S/N比(Signal to Noise ratio)とは、S(信号)とN(ノイズ)の比を対数であらわしたもの。SNRとも呼ばれ、映像や音声、通信回線などの品質をあらわす数値として用いられる。単位にはdB(デシベル)が使われる。
例えば、オーディオの出力で音量を大きくするためにボリュームを上げると、それまで聞こえなかった雑音が聞こえ出すことがある。これは信号が大きくなるに伴って雑音も大きくなったためで、信号と雑音の比率そのものに変化はない。
信号に対する雑音の割合が小さければ、音量を大きくしても雑音はあまり聞こえない。理論上では雑音がなければ、SN比の数値は限りなく大きくなるわけだが、現実には雑音の発生しない機器はなく、オーディオCDで90dB程度といわれている。

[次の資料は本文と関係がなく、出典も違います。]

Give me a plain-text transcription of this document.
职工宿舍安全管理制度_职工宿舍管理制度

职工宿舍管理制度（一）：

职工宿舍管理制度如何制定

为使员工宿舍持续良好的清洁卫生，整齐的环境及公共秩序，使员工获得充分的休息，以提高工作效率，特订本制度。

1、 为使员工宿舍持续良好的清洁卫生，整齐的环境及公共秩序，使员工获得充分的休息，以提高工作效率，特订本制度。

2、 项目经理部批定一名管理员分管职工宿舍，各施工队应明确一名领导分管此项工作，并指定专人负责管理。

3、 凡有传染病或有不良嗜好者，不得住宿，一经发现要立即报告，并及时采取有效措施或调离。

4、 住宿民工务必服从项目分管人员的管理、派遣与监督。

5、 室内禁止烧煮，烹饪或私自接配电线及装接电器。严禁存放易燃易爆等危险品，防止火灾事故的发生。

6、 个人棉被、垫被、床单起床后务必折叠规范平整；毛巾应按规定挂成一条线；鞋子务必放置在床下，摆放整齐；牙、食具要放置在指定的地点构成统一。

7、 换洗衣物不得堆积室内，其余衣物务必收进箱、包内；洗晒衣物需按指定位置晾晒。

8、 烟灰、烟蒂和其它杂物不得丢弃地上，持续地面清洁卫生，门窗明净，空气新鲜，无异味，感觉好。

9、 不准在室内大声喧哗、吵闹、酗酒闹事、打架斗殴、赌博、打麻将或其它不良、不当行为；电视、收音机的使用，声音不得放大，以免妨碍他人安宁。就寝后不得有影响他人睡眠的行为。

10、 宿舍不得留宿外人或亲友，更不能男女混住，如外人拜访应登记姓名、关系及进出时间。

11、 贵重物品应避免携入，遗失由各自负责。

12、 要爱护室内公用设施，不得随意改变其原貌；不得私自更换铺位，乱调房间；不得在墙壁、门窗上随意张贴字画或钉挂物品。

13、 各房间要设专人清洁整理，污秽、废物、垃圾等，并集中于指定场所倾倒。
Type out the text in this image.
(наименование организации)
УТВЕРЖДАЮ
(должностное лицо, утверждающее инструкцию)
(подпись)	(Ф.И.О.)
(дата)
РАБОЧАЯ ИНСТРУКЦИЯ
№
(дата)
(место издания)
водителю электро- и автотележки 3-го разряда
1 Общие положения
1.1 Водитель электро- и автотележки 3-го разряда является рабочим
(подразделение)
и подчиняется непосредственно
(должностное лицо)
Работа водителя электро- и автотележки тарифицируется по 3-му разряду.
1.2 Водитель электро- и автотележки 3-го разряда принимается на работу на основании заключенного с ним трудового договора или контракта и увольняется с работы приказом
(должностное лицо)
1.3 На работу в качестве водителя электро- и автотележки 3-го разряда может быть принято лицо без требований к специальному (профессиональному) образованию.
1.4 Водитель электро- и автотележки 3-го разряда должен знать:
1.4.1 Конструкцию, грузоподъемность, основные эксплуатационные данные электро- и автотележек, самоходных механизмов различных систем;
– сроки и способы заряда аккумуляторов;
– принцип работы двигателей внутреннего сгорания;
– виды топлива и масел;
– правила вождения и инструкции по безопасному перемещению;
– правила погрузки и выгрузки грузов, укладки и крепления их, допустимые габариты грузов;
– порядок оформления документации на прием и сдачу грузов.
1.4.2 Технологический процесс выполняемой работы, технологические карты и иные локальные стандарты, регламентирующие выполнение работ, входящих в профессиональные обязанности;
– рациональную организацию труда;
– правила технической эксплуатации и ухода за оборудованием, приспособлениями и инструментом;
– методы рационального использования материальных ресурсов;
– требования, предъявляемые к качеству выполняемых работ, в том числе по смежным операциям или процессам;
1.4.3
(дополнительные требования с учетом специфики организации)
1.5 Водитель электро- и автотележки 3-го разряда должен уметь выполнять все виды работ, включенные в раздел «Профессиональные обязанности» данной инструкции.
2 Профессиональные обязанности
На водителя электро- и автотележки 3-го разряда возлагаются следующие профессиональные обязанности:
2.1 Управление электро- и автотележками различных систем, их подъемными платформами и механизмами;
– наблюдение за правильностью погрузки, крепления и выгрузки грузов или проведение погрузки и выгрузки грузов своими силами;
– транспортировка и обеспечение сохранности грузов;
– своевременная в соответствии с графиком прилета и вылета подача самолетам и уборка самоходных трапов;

特にデータ通信の世界では、雑音の存在は信号の流れを阻害する一因だ。雑音により相手に届けられなかった信号は、そのたびに再送などの処理が必要になるため、全体のスループットが下がってしまう。同様に、デジタルAVの世界では画質や音質の劣化につながる。
携帯電話にCDMA方式が用いられるようになったのは、伝送効率の向上を狙ってのものだ。CDMAでは、送信側の信号出力を小さくして広帯域に拡散して通信を行う。途中の伝送路で乗った雑音はそのまま信号と共に受信側に運ばれるため、SN比も低いものとなるが、逆拡散によって信号と雑音の帯域幅と大きさが入れ替わるため、SN比は従来の方式よりも高いものになる。
なお、実際にSN比の数値を扱う際には、それが電力で計算されたものか、電圧、もしくは電流で計算されたものかの判断が必要になる場合がある。